El actor reveló que quiso sumarse a la tendencia veggie que siguen muchos famosos y disparó: "Es poco auténtico". Su palabra.

La experiencia fallida de Nazareno Casero con el vegetarianismo. Foto: Web
La experiencia fallida de Nazareno Casero con el vegetarianismo. Foto: Web

Son muchos los famosos que abrazan el vegetarianismo y el veganismo como un modo de cambiar sus vidas. Nacha Guevara, Marcela Kloosterboer, Calu RiveroGastón Pauls, Natalia Oreiro, entre muchos otros, son algunos de los integrantes de nuestra farándula que eligen prescindir de las carnes y sus derivados. Nazareno Casero (29) buscó seguir ese camino, pero la experiencia no fue satisfactoria.

"Intenté hacerme vegetariano, pero no pude. Me terminó resultando un poquito burgués panza llena.
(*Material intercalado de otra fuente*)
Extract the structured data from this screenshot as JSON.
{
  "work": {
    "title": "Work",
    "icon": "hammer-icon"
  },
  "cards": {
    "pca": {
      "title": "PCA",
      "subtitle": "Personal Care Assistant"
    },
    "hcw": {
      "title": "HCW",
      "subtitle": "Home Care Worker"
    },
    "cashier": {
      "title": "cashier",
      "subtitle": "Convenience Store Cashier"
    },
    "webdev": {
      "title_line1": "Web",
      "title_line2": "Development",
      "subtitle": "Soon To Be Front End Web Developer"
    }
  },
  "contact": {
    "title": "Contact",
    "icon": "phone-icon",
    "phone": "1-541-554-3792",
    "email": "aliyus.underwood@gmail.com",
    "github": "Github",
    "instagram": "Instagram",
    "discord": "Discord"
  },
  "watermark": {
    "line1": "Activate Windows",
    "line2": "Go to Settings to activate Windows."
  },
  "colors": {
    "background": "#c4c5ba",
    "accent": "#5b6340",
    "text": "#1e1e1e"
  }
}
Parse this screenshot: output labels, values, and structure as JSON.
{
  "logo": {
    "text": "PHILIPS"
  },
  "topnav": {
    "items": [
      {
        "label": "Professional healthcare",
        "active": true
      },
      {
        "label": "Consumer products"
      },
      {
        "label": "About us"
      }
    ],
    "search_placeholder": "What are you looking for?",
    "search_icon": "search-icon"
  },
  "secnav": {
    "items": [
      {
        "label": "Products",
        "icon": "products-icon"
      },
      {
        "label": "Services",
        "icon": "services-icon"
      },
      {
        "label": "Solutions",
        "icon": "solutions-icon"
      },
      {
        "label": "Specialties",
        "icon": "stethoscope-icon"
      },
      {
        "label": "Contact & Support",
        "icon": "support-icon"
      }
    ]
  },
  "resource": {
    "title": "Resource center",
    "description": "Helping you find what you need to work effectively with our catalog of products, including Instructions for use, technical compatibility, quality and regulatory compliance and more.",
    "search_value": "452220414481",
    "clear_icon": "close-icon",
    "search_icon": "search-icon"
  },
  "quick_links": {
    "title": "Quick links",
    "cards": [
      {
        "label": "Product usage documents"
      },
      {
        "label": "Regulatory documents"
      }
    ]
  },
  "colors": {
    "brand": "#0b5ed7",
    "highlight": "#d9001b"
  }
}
Si viviésemos en el campo, cultivando nuestros propios alimentos, podría ser, pero en la ciudad, decirle que a no a la carne picada para comer lechuga del mismo supermercado… Es poco auténtico".

"Intenté hacerme vegetariano, pero no pude. Me terminó resultando un poquito burgués panza llena. Si viviésemos en el campo, cultivando nuestros propios alimentos, podría ser, pero en la ciudad, decirle que a no a la carne picada para comer lechuga del mismo supermercado… Es poco auténtico", afirmó polémico el actor, en una entrevista para la revista Luz, sobre la tendencia que cada día logra más adeptos.

A poco de cumplir 30 años, Nazareno contó cómo lo encuentra este momento: "Estoy muy bien, o al menos intentándolo. Estoy atravesando una etapa bastante egoísta. Me cuesta salir, veo a poca gente y me dedico a lo que el cuerpo y la cabeza me piden. Leo de todo, arranqué con el gimnasio y estoy andando muchísimo en bici", pormenorizó.

¿Los hijos están en sus planes?  "Nooo, huyo bastante de esa idea. Tengo la suerte de ser varón y por consecuencia, podría ser padre recién a los 60. Realmente lo digo, un bebé es la cosa más egoísta del mundo. Llora para comer, para que lo levanten, para dormir. Y así durante años. ¿Y yo? ¿Cuándo puedo llorar yo? Por el momento quiero seguir siendo el centro y protagonista de mi vida. ¿Está mal? Quizá más adelante cambie de parecer, pero por ahora me aferro como loco a mi idea de juventud y libertad eterna. Además, ni siquiera soy buen hijo, ¿cómo podría ser buen padre?", sentenció Nazareno Casero.